In dieser Rubrik werden Berg- und Schneeschuhwanderungen vorgestellt, die in der Regel wenig bekannt sind, zu aussergewöhnlichen Orten führen und die Genugtuung einer besonderen persönlichen Leistung bieten, sei es, dass man sich am Abend nach der Arbeit noch zu einer kleinen körperlichen Anstrengung überwindet, bzw. sich in ein oder zwei Tagen abseits breit getretener Wege unvergessliche Naturerlebnisse erschliesst. Zur besseren Beurteilbarkeit des Schwierigkeitsgrades der Tourenvorschläge wird jeweils eine Einschätzung anhand der SAC-Skala für Berg- (T1–6) und für Schneeschuhwanderungen (WT 1–6) gegeben. Die schwierigste Wegstelle, unabhängig von ihrer Länge, bestimmt jeweils die Gesamtbewertung der Route.
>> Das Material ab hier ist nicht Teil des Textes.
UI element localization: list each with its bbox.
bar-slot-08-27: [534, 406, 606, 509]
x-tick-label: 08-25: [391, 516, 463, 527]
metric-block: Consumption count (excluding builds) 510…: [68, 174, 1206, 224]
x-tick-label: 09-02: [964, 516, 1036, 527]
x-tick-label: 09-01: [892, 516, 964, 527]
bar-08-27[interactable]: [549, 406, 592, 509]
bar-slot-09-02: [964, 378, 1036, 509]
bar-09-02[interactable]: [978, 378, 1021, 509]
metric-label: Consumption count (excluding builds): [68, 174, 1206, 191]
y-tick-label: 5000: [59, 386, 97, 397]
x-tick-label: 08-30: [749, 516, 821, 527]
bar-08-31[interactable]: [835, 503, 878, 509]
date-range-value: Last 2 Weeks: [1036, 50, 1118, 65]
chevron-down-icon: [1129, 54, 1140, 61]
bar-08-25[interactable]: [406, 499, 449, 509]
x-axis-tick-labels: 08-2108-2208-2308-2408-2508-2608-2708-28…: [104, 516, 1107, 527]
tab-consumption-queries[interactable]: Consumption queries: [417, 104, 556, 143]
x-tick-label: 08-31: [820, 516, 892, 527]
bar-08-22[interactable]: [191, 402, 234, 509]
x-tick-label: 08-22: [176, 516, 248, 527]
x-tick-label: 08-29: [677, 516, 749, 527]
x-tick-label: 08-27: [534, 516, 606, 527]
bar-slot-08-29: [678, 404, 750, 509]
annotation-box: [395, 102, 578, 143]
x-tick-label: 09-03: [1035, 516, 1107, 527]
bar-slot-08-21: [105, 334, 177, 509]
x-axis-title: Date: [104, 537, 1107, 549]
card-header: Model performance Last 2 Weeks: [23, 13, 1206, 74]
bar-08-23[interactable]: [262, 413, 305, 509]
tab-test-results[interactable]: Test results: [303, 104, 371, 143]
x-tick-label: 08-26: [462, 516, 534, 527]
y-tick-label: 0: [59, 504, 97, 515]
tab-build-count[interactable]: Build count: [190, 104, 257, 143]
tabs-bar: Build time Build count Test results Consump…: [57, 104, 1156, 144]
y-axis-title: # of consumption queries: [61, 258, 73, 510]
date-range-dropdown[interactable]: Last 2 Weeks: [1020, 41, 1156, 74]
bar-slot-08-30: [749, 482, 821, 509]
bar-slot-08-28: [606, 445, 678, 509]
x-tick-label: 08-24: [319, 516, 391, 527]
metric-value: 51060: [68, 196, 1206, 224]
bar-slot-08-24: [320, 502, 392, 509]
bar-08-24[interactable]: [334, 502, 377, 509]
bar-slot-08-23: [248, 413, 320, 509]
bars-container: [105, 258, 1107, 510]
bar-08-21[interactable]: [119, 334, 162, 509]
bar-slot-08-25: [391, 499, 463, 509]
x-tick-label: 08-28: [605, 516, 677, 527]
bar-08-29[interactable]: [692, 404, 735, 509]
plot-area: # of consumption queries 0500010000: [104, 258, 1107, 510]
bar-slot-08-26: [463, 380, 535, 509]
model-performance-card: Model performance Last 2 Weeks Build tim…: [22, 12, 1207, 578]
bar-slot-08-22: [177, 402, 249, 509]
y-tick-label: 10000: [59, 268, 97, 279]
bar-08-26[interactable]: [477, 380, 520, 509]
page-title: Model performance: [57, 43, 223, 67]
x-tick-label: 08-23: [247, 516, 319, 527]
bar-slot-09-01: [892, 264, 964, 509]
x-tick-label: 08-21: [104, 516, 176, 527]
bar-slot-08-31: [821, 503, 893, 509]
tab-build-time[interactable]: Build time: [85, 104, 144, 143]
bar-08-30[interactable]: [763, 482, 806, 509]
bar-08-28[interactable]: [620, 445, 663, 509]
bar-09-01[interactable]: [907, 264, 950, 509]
Letztendlich bleibt aber jeder selbst für die Beurteilung seiner Fähigkeiten und Eignung für die vorgestellte Wanderung verantwortlich. Die Gehzeiten sind Richtwerte und gelten für normal trainierte Wanderer. Sie müssen nicht zwingend mit den Angaben auf Wegweisern übereinstimmen.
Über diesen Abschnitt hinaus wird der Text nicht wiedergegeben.